Les temps exigent que nous soyons inventifs, à 1000 lieues donc d'un retour au même. Or, la politique telle que nous la vivons est encore bien vieille, il n'est qu'à observer les méthodes de gouvernance auxquelles le dernier quinquennat a recouru, faisant du clivage (diviser pour régner) un sport national ; et que dire de celles qui ont cours dans les collectivités locales où la démocratie collaborative, même en matière d'environnement, reste un vain mot... Dernièrement l'affaire Bricq, catastrophique ! Si les dirigeants se résignent... comment peuvent-ils semer les graines d'un électorat plus éclairé (qu'on ne s'y trompe pas, il l'est déjà parfois, et, paradoxe ultra, c'est pour cela qu'il ne vote pas), ou simplement plus confiant ? Qui est le premier... de l'oeuf ou de la poule ? "Tout le monde semblait croire, en effet, que tout coule du haut vers le bas, de la chaire vers les bancs, des élus vers les électeurs ; qu'en amont l'offre se présente et que la demande, en aval, avalera tout. Qu'il y a des grandes surfaces, des grandes bibiothèques, des grands patrons, ministres, hommes d'Etat... qui, présumant leur incompétence, répandent leur pluie bienfaisante sur les petites tailles. Peut-être cette ère a-t-elle eu lieu ; elle se termine sous nos yeux, au travail, à l'hôpital, en route, en groupe, sur la place publique, partout." (Michel Serres, Petite Poucette)

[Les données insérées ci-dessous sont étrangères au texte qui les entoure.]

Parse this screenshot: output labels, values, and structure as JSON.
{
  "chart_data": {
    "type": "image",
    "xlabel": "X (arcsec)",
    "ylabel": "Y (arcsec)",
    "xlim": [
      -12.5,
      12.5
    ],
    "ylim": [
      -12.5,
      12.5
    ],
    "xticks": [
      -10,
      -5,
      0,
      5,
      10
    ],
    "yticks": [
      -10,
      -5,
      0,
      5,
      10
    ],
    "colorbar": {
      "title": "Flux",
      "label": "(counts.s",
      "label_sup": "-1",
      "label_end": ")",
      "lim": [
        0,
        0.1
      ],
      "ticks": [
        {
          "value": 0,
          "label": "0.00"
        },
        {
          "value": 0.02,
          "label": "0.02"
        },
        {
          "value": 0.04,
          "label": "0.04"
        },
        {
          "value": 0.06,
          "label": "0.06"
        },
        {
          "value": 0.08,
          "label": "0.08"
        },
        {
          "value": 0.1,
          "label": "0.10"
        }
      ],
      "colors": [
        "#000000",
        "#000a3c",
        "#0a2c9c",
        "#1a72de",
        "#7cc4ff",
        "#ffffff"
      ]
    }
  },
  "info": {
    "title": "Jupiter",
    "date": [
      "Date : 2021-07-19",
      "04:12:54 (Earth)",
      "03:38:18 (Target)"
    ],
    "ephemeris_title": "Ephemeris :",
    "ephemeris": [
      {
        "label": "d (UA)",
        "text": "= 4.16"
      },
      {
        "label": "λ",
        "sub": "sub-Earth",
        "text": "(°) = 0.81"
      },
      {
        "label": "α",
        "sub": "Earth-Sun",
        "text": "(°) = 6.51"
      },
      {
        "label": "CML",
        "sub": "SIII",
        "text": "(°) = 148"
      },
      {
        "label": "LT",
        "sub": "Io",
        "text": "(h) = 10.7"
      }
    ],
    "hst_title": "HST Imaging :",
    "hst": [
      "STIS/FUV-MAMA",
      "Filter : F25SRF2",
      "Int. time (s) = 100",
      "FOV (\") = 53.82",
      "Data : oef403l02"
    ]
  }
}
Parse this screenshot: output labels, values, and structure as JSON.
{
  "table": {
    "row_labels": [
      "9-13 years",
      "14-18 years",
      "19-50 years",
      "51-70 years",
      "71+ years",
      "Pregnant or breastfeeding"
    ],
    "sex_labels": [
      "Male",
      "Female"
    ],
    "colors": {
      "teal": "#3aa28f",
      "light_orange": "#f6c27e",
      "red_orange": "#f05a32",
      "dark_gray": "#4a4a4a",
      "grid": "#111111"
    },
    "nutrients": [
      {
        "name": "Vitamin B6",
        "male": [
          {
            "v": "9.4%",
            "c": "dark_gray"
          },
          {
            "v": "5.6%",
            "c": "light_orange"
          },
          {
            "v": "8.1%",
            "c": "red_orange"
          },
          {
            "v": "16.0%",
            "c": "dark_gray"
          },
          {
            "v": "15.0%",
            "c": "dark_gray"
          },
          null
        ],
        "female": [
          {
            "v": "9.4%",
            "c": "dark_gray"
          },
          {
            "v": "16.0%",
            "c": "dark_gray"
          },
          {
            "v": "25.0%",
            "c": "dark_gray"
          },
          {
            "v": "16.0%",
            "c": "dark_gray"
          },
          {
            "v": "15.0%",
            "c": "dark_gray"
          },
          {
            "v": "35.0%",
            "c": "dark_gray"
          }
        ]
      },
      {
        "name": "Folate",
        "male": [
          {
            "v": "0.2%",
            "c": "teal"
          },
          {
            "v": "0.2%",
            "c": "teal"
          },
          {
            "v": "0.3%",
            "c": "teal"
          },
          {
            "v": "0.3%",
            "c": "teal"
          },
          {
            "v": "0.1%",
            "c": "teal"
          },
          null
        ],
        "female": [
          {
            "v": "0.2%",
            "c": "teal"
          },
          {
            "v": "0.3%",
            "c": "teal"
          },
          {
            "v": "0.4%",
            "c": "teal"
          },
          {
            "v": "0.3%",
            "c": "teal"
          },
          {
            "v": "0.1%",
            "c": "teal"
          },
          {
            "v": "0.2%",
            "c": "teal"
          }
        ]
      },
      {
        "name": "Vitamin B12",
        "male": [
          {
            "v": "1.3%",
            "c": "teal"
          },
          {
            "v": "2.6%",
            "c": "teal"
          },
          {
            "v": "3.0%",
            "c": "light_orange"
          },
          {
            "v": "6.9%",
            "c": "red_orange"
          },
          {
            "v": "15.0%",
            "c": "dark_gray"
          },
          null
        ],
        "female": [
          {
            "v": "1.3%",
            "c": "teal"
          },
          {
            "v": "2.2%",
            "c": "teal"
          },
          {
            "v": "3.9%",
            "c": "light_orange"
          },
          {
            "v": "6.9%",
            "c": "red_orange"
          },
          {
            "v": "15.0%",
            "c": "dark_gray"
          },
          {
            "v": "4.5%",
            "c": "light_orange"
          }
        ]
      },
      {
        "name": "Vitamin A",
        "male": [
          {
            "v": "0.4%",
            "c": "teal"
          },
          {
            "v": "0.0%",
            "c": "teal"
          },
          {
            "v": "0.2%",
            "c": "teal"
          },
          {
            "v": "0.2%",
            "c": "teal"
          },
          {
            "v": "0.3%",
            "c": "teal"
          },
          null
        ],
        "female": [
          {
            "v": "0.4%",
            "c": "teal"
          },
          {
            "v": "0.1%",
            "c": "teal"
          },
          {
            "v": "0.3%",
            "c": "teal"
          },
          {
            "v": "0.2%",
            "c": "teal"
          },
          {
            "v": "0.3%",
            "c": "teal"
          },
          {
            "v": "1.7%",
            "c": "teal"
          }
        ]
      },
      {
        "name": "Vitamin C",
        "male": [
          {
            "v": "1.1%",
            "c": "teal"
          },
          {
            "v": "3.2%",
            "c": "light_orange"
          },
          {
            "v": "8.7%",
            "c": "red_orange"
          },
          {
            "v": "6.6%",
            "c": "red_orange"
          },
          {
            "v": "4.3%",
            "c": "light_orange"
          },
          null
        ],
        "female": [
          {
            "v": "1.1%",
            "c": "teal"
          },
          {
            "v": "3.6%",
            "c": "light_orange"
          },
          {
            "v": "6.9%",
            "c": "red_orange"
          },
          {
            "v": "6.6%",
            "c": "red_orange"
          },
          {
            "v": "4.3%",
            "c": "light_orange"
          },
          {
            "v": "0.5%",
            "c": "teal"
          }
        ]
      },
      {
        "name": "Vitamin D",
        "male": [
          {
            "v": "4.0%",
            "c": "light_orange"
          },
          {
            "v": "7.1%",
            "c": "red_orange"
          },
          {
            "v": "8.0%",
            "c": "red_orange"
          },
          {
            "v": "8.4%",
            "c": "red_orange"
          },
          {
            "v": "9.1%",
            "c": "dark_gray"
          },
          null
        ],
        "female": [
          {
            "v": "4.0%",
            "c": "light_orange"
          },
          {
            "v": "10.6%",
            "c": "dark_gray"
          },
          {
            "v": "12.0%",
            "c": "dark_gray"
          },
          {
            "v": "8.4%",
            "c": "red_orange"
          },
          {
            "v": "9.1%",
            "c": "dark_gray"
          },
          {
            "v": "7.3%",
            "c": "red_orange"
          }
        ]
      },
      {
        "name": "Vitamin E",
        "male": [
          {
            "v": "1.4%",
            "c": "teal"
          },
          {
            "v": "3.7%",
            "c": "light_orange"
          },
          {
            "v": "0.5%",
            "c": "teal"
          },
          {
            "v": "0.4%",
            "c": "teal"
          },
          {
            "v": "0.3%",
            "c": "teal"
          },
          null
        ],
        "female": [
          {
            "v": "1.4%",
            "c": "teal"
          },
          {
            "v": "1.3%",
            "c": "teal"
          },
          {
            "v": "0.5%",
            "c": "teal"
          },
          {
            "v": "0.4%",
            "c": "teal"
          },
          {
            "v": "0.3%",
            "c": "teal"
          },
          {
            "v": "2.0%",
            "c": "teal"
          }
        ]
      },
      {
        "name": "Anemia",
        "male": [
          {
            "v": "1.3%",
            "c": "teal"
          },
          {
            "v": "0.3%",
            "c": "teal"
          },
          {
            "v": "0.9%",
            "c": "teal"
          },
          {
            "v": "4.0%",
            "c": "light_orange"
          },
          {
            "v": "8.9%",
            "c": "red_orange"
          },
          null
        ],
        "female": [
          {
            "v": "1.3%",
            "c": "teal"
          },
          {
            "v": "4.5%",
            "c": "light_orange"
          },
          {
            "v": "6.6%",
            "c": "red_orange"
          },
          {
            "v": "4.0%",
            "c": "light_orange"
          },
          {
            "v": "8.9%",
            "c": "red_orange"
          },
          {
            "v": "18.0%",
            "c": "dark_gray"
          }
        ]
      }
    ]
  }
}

Saurons-nous donc prendre de vitesse nos éléphants du Centre empêtrés dans leurs accointances et dans leur contradictions pour favoriser l'émergence de ce qui doit venir ? En d'autres termes, chercherons-nous exclusivement à nous "recaser" pour rendre la sécurité du vote à l'électeur qui était le nôtre et obtenir des postes éligibles, ou serons-nous également capables de tracer enfin la voie nouvelle qui dispensera les autres, les électeurs désespérés, de cocher la prochaine fois, la case extrême...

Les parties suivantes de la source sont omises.